Des cris de joie, des klaxons et des bruits de pétards ont également résonné dans les rues de la capitale française où des cortèges de supporters, vêtus de maillots du PSG, convergeaient vers l'avenue des Champs-Elysées, le lieu traditionnel des manifestations spontanées de joie où la préfecture de police recensait 20.000 personnes en milieu de soirée.

Avec 22.000 policiers et gendarmes mobilisés, dont 8.000 pour Paris et son agglomération, un dispositif de sécurité hors norme a été déployé, la préfecture de police de Paris (PP) disant s'attendre à ce que "des centaines de milliers de personnes" sortent dans les rues de la capitale.
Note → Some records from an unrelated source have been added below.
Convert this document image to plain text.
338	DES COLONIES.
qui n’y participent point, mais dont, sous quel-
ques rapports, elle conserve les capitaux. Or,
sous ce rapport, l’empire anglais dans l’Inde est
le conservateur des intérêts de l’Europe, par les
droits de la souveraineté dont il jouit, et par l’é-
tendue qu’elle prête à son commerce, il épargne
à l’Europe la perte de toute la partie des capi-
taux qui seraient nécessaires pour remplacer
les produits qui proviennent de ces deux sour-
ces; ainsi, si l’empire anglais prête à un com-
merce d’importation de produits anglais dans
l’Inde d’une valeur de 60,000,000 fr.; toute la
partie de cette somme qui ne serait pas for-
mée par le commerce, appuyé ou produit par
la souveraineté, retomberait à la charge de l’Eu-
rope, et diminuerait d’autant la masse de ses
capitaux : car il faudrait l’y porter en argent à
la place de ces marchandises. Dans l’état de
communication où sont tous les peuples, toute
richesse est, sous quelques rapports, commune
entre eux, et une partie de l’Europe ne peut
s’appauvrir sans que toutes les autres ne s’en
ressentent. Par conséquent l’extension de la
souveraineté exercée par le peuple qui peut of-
Selon le ministre français de l'Intérieur Laurent Nuñez, 416 personnes ont été interpellées dans le pays, dont 283 dans l'agglomération parisienne, et sept policiers ont été blessés dont un grièvement à Agen (sud).

Aux abords du Parc des Princes à Paris, quelque 150 personnes ont tenté de forcer une entrée avant d'être repoussées par les forces de l'ordre, a-t-on appris auprès de la préfecture de police.

Selon une journaliste de l'AFP présente sur place, des heurts ont éclaté entre policiers et supporters au niveau de la porte de Saint-Cloud, à proximité du Parc. Des mortiers d'artifice ont été lancés sur les forces de l'ordre, qui ont riposté avec des gaz lacrymogènes.

Alors que la Tour Eiffel a scintillé samedi soir pour célébrer la victoire, près de 100.000 personnes sont attendues sur le Champ-de-Mars dimanche après-midi pour fêter les joueurs et le staff parisiens, qui se rendront ensuite à l'Elysée et au Parc des Princes dans la soirée.